Evaluating Commonsense in Pre-trained Language Models

Zhou, Xuhui, Zhang, Yue, Cui, Leyang, Huang, Dandan

arXiv.org Artificial Intelligence 

Contextualized representations trained over large raw text data have given remarkable improvements for NLP tasks including question answering and reading comprehension. There have been works showing that syntactic, semantic and word sense knowledge are contained in such representations, which explains why they benefit such tasks. However, relatively little work has been done investigating commonsense knowledge contained in contextualized representations, which is crucial for human question answering and reading comprehension.
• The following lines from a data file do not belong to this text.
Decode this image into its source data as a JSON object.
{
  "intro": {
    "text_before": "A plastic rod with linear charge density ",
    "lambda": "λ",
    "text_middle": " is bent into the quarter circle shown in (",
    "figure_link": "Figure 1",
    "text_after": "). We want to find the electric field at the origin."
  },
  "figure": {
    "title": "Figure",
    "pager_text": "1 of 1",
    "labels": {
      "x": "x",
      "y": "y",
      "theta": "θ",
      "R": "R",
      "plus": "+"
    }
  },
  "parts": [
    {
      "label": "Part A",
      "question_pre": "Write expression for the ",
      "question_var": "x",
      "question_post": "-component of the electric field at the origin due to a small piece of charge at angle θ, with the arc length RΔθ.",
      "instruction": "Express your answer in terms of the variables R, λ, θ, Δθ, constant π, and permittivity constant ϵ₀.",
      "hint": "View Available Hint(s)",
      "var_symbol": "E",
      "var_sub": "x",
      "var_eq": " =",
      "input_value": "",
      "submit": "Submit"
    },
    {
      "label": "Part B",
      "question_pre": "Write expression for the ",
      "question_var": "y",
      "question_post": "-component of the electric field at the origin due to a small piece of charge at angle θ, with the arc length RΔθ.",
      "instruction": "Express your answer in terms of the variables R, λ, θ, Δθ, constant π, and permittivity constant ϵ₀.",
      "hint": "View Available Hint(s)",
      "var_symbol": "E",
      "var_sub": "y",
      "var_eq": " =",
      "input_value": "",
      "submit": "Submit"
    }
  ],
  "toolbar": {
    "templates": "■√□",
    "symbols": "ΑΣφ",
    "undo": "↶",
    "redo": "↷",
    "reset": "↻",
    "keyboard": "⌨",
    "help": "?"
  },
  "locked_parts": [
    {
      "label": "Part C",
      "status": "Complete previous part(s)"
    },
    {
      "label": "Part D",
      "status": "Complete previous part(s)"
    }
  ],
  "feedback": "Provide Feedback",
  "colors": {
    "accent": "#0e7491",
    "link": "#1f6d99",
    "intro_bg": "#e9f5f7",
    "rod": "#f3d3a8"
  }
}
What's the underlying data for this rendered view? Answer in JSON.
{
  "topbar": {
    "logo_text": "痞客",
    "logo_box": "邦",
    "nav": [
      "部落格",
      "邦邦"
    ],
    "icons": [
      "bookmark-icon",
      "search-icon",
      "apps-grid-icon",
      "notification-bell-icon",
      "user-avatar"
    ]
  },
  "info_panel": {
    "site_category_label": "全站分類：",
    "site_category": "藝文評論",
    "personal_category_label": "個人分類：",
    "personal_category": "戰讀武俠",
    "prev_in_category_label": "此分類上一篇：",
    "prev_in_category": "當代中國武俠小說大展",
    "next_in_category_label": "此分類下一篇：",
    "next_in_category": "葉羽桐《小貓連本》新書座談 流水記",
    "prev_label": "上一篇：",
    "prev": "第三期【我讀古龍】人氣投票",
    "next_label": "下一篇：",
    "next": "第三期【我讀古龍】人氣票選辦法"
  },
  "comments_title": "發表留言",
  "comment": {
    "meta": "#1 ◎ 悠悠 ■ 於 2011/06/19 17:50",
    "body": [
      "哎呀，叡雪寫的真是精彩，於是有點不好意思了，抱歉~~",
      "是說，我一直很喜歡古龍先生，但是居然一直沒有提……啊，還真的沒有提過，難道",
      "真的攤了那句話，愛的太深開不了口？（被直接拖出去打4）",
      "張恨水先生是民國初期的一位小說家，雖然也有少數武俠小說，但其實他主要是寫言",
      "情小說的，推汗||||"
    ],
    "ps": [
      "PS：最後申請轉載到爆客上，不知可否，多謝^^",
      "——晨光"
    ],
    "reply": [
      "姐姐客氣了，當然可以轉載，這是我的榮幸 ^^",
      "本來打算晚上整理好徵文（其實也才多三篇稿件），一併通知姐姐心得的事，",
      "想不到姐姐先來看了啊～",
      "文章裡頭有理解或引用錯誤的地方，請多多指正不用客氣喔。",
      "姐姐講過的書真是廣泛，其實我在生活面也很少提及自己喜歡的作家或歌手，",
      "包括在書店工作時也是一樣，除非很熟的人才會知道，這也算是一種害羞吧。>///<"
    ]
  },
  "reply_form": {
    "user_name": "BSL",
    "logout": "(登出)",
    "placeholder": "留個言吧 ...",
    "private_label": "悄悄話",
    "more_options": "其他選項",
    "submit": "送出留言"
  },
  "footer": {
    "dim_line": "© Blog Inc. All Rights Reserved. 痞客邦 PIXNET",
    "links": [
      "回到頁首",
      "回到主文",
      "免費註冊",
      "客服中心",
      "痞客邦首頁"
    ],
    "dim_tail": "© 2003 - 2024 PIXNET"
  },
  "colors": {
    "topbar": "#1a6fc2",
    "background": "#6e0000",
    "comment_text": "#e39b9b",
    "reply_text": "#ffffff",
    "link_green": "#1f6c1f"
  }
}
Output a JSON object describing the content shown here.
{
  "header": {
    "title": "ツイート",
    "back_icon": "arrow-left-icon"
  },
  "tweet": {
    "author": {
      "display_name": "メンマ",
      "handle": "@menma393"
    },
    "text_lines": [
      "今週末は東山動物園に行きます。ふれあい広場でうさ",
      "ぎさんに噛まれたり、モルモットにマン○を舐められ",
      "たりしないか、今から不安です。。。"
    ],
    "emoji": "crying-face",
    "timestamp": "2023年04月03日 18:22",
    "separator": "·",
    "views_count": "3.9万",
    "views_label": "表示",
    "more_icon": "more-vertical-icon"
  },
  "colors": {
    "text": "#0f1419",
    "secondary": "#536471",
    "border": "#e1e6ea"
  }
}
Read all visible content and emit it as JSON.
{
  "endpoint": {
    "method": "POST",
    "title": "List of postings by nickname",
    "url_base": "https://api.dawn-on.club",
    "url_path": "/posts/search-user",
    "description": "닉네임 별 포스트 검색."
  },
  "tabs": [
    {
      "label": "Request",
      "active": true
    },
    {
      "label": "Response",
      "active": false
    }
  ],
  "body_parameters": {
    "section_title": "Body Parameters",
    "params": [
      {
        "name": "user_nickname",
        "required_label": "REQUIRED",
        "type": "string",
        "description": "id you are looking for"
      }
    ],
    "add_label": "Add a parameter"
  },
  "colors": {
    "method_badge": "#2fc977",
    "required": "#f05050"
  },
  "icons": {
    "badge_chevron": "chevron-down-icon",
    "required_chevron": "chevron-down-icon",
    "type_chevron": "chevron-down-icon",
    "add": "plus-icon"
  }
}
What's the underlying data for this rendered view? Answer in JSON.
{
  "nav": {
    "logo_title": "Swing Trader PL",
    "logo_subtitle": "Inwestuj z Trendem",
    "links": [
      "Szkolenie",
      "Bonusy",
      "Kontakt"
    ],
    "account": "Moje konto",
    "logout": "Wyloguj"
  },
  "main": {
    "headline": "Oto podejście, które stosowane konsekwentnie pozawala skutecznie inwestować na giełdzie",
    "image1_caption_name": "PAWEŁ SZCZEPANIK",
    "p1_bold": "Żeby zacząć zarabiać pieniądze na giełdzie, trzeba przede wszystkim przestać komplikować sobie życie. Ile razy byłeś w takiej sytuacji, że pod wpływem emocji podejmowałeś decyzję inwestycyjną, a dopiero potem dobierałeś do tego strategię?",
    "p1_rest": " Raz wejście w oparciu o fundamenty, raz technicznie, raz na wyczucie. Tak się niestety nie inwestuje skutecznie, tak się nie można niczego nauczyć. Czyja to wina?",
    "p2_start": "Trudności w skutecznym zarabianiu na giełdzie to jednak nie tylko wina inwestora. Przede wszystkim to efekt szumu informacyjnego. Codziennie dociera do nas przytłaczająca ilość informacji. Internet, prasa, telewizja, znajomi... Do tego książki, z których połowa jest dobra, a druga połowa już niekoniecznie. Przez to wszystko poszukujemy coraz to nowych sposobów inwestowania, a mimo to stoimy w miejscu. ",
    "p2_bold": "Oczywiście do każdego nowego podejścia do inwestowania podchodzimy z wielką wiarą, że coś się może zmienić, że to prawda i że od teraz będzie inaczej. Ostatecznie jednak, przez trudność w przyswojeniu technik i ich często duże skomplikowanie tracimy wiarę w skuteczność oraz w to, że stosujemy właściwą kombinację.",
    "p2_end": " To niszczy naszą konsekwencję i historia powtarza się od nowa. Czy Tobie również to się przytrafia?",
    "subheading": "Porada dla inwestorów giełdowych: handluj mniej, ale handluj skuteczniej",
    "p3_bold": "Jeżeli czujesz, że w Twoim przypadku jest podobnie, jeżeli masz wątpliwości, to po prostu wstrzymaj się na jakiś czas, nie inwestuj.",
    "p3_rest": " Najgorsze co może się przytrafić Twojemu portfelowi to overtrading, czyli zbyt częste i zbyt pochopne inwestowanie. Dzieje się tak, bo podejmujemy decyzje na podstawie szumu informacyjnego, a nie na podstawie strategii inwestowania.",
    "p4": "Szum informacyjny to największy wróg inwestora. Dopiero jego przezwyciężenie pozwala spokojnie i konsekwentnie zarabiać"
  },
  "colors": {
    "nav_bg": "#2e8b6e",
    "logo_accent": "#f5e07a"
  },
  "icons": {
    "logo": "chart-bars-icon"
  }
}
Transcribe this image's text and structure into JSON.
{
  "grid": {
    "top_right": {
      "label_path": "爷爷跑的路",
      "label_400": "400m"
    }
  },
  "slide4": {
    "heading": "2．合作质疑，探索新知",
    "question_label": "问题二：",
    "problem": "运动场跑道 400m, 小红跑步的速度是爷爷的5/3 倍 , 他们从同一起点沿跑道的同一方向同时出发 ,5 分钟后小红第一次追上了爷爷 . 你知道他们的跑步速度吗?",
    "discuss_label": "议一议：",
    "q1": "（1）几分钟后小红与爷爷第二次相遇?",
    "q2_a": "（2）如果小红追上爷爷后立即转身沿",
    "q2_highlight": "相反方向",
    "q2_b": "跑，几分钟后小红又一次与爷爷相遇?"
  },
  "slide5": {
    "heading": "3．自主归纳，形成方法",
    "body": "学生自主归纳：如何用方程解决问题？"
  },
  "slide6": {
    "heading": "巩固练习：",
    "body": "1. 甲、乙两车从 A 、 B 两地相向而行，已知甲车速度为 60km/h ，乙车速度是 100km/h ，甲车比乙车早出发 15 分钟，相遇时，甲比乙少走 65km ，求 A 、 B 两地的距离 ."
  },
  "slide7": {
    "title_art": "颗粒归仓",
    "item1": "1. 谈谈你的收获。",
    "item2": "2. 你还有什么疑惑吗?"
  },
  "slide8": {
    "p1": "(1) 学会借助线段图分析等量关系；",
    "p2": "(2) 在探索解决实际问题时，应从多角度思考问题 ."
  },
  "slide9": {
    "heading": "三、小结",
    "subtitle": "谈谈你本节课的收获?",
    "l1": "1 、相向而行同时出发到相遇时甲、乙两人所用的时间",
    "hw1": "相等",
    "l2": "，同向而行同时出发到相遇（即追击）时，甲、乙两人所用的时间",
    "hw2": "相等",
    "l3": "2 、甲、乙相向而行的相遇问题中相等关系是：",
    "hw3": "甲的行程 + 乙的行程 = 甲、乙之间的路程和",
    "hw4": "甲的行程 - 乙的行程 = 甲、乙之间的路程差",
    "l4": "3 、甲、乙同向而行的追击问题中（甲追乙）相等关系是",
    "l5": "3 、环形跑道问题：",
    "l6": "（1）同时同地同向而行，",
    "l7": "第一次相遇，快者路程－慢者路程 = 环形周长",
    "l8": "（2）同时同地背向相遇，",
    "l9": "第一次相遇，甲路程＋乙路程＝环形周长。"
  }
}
We study the commonsense ability of GPT, BERT, XLNet, and RoBERTa by testing them on seven challenging benchmarks, finding that language modeling and its variants are effective objectives for promoting models' commonsense ability while bidirectional context and larger training set are bonuses. We additionally find that current models do poorly on tasks require more necessary inference steps. Finally, we test the robustness of models by making dual test cases, which are correlated so that the correct prediction of one sample should lead to correct prediction of the other. Interestingly, the models show confusion on these test cases, which suggests that they learn commonsense at the surface rather than the deep level. We release a test set, named CA Ts publicly, for future research. Introduction Contextualized representations trained over large-scale text data have given remarkable improvements to a wide range of NLP tasks, including natural language inference (Bowman et al. 2015), question answering (Rajpurkar, Jia, and Liang 2018) and reading comprehension (Lai et al. 2017). Giving new state-of-the-art results that approach or surpass human performance on several benchmark datasets, it is an interesting question what types of knowledge are learned in pre-trained contextualized representations in order to better understand how they benefit the NLP problems above. Intuitively, such knowledge is at least as useful as semantic and syntactic knowledge in natural language inference, reading comprehension and coreference resolution.